Each year, automobile manufacturers introduce new technologies designed to help prevent serious car accidents and save lives. While many of these new technologies show promise, not all of them are as successful as manufacturers would like. According to a new study by the Highway Loss Data Institute, several new technologies do appear to offer significant safety benefits.
Researchers from the HLDI examined crash data and accident rates among cars with and without three new technologies:
· Forward collision avoidance systems with autonomous braking: cars with this technology use forward facing radar to detect when an obstacle is ahead and automatically apply the brakes when a collision is near.
· Lane departure systems: cars with these systems use cameras to detect when the vehicle has left its lane without the driver using his turn signal.
· Adaptive headlights: these headlights turn with the steering wheel to provide more light as a vehicle turns a corner.
Researchers determined that forward collision avoidance systems offered the greatest benefit to drivers. For example, property damage liability claims dropped 14 percent for owners of Mercedes Benz models with crash avoidance systems. The use of these systems also appeared to reduce injury and collision claims.

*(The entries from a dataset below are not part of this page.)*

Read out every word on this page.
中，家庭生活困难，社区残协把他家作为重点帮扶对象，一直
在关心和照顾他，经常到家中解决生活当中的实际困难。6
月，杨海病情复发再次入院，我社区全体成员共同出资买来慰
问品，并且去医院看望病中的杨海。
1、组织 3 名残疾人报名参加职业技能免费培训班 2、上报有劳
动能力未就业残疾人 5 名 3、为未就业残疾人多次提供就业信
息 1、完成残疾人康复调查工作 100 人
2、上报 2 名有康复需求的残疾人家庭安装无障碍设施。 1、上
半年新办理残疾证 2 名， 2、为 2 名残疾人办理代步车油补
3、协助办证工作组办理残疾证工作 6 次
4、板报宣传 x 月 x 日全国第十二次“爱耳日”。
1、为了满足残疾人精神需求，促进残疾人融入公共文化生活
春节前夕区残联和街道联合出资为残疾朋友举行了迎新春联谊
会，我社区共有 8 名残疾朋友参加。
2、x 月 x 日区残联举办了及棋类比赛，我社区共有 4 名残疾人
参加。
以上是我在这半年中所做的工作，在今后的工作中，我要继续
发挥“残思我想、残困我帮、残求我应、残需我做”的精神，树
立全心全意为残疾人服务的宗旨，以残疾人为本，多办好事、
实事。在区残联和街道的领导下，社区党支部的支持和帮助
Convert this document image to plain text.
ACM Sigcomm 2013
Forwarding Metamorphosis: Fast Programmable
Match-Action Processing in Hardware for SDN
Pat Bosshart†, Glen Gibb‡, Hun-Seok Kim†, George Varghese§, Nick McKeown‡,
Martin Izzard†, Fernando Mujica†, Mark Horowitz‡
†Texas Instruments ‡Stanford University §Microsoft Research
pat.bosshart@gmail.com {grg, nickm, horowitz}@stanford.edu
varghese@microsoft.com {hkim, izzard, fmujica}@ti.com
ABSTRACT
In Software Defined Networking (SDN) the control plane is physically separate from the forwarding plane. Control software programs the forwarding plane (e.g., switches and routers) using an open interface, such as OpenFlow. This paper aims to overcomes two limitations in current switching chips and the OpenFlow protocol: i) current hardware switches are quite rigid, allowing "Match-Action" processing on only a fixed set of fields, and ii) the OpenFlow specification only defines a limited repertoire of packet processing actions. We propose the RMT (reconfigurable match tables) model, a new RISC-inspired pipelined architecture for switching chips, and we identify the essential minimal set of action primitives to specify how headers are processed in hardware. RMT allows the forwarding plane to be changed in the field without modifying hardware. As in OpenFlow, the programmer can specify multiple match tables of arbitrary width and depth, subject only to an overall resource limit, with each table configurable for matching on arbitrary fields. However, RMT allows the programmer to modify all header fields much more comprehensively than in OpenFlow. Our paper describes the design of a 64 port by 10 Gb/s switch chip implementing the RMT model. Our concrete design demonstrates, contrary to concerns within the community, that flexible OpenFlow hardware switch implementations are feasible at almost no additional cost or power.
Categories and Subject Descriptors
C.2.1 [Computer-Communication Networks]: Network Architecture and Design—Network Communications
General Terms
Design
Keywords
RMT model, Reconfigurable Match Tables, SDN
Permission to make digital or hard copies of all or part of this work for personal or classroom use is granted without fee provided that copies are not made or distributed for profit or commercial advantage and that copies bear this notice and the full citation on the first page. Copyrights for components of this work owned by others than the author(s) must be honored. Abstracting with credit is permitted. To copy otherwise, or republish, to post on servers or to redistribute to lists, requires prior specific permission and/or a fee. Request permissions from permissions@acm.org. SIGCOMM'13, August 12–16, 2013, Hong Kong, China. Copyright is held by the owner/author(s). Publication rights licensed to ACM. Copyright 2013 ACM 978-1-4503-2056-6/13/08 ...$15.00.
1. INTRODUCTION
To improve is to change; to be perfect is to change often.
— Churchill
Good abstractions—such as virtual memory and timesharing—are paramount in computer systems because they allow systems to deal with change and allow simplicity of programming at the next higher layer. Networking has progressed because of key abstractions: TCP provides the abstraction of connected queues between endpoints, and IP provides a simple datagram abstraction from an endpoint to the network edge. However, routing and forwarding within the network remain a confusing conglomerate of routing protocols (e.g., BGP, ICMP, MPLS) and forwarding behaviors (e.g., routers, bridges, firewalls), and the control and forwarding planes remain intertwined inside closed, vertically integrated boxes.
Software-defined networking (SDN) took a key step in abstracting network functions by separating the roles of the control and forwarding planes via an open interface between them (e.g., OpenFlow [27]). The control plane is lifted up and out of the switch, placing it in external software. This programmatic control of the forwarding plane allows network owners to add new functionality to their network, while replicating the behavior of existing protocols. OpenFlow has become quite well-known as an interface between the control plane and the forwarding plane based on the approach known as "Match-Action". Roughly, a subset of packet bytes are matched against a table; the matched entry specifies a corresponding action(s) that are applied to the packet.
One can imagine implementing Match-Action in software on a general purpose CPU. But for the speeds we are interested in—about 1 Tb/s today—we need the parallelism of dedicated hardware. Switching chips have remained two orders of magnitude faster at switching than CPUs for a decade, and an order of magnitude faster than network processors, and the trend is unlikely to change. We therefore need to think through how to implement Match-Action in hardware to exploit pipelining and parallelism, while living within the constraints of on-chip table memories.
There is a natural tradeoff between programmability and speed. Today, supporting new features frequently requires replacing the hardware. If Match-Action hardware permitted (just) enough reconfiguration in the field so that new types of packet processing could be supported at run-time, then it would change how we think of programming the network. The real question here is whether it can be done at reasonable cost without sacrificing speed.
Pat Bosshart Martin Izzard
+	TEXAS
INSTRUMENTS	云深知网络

Adaptive headlights, which were first developed by manufacturers in the early 1920s, offered the second greatest benefit. The incidence of property damage claims was 10 percent lower for cars with these systems compared to those without them. This finding was particularly surprising because only seven percent of car accidents in the U.S. occur at night.
Also surprising was the ineffectiveness of lane departure systems. Property damage claims were, in fact, slightly higher for cars with these systems. The reason for this remains unclear, but researchers suggest that many drivers find the lane departure signals to be a distraction and turn them off.
The National Highway Traffic Safety Administration has begun evaluating these technologies and lists new car models with collision avoidance systems on its website.
Of course, in many cases, the development of new safety technology is as much about selling cars as it is saving lives. Efforts to determine which technologies actually work, however, can benefit everyone and can make our roadways safer. Indeed, many safety issues – such as distracted driving – have proven difficult to address, despite legislation and public awareness campaigns. New technologies, particularly those designed to improve driver awareness, may be the key to developing an effective solution.